Here is my proposal on how to meet the above requirements in a cloud provider agnostic way.

StatefulSet: If the underlying cloud provider have native support cloud disk and has built-in support in Kubernetes (aws/gce/azure), then we can use StatefulSet. We can prevision disks manually and bind them with claims. We might be able to also provision them using dynamic provisioning. Moreover, StatefulSets will allow using pod name as a stable network ID. Users can also use pod placement options to ensure that pods are distributed across nodes. This allows for HA.

DaemonSet: Cloud providers that does not support built-in storage and/or has no native support in Kubernetes (eg, DigitalOcean, Linode) can't use StatefulSets to run stateful apps. Stateful apps running in these clusters must use hostpath to store data or risk losing it when pods restart. StatefulSet can't dynamically provision host path bound PVCs. In these cases, we could use DaemonSet. We have to use hostpath or emptyDir` type PV with the DaemonSet. If DaemonSets are run with pod network, no stable ID is possible. If DaemonSets run with host network, then they might use node IP. Node names are generally not routable. But Node IPs are not stable either, since most times these are allocated via DHCP. Also, for cloud providers like DigitalOcean, host network are also shared and not safe to run with out authentication.

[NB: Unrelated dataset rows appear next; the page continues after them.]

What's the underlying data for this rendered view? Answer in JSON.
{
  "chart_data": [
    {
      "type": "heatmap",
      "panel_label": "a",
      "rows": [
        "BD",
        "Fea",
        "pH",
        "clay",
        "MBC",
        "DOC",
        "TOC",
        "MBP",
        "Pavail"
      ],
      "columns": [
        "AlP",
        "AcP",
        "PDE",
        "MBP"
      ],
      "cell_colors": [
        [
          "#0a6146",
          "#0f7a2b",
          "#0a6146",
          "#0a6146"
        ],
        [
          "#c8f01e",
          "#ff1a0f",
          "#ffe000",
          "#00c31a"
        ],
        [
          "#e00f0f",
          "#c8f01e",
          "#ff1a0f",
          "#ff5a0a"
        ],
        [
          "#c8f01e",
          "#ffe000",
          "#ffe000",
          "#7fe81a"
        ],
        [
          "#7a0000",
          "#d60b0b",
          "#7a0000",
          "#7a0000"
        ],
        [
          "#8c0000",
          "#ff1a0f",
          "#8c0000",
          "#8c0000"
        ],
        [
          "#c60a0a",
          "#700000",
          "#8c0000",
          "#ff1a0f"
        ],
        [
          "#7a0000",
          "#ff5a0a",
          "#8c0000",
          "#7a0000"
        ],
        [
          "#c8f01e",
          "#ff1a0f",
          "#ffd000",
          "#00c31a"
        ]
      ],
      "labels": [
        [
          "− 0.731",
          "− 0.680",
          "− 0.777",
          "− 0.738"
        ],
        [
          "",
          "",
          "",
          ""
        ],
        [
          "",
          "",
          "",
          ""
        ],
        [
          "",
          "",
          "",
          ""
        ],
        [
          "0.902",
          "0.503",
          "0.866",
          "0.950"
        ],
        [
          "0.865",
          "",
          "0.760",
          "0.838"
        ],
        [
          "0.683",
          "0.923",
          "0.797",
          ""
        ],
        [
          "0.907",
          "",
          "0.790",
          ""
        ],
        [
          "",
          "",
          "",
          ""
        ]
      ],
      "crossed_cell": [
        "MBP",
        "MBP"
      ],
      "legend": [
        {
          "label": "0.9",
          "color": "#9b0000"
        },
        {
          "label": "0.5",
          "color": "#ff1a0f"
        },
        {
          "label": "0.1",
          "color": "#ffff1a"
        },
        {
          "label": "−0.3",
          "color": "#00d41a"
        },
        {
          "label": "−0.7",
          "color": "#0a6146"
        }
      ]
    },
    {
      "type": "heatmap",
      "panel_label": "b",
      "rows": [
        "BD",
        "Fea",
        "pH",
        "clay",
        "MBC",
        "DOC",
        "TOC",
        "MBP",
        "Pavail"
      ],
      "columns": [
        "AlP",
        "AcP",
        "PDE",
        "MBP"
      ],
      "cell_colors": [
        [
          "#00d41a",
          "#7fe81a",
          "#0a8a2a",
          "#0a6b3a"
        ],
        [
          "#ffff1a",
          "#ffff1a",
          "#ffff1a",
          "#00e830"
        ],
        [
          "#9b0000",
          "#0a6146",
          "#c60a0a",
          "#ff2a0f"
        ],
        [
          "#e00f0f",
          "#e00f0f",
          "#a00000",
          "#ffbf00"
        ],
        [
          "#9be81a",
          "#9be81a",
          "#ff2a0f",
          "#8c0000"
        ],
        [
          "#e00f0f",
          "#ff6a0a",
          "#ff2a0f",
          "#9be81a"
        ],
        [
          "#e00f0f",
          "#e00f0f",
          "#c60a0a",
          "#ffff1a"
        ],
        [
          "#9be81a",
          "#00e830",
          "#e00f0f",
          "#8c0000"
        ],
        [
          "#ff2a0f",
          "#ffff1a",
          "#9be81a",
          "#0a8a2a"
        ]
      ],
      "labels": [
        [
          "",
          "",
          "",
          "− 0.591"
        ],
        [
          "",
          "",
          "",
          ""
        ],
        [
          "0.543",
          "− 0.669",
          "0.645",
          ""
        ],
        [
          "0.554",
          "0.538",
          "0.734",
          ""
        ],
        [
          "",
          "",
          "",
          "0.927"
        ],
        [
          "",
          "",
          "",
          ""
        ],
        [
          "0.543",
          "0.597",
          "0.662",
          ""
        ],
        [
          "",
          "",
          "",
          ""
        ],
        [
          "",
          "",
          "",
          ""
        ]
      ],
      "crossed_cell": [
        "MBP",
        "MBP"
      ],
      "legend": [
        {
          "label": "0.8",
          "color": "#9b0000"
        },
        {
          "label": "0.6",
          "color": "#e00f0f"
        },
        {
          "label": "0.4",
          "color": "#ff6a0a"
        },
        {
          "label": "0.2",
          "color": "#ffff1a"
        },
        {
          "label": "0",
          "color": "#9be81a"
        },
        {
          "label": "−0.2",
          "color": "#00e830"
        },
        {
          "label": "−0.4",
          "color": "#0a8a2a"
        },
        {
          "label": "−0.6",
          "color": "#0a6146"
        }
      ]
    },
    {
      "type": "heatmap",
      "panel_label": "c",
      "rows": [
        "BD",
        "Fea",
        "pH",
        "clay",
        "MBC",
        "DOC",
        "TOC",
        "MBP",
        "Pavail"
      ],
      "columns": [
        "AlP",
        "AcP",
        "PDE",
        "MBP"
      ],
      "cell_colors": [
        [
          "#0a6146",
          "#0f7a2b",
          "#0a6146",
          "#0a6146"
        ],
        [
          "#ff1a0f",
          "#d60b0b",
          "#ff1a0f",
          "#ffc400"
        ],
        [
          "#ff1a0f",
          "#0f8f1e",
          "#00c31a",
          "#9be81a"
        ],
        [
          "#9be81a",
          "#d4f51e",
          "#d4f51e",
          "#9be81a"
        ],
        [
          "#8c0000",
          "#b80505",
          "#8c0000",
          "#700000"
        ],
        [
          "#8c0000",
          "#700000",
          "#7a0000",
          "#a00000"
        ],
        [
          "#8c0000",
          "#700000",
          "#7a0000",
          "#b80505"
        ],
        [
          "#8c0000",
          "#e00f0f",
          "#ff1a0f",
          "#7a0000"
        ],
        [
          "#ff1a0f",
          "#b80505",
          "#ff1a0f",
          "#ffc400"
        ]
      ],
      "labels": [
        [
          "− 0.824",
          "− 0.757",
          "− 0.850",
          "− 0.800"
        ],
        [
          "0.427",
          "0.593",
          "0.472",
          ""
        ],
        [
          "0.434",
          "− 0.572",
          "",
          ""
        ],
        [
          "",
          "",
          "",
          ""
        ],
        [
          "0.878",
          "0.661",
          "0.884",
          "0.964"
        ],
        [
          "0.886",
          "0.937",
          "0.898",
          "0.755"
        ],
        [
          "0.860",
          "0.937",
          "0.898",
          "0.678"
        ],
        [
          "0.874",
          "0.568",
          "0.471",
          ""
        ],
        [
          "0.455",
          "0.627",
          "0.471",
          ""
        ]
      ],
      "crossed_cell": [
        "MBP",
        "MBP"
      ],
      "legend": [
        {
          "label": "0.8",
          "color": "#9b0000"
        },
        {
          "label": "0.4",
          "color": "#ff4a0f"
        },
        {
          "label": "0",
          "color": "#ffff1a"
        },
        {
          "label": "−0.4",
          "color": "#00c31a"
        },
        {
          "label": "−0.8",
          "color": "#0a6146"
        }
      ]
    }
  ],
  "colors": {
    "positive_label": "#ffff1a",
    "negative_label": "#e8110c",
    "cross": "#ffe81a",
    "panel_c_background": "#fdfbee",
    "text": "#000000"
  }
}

Luckily, we can achieve something similar to StatefulSet in such providers. The underlying process is based on how named headless services work as described here: https://kubernetes.io/docs/admin/dns/ .

In these types of providers, we have to run N ReplicaSet with replica=1. We can use a fixed hostpath. We can chose N nodes and index then from 0..n-1. We apply a nodeSelector with these RCs to ensure rc with index i always runs on node with index i. Since they are on separate node, they can safely use same host path. For network ID, we set both hostname and sub-domain in the PodTemplate for these RCs. This will give the pods a dns name the same was StatefulSets pods get. Since these pods are using pod network, it should be safe to run applications without authentication. Now, we have N pods with stable name and running on different nodes using hostpath. Voila!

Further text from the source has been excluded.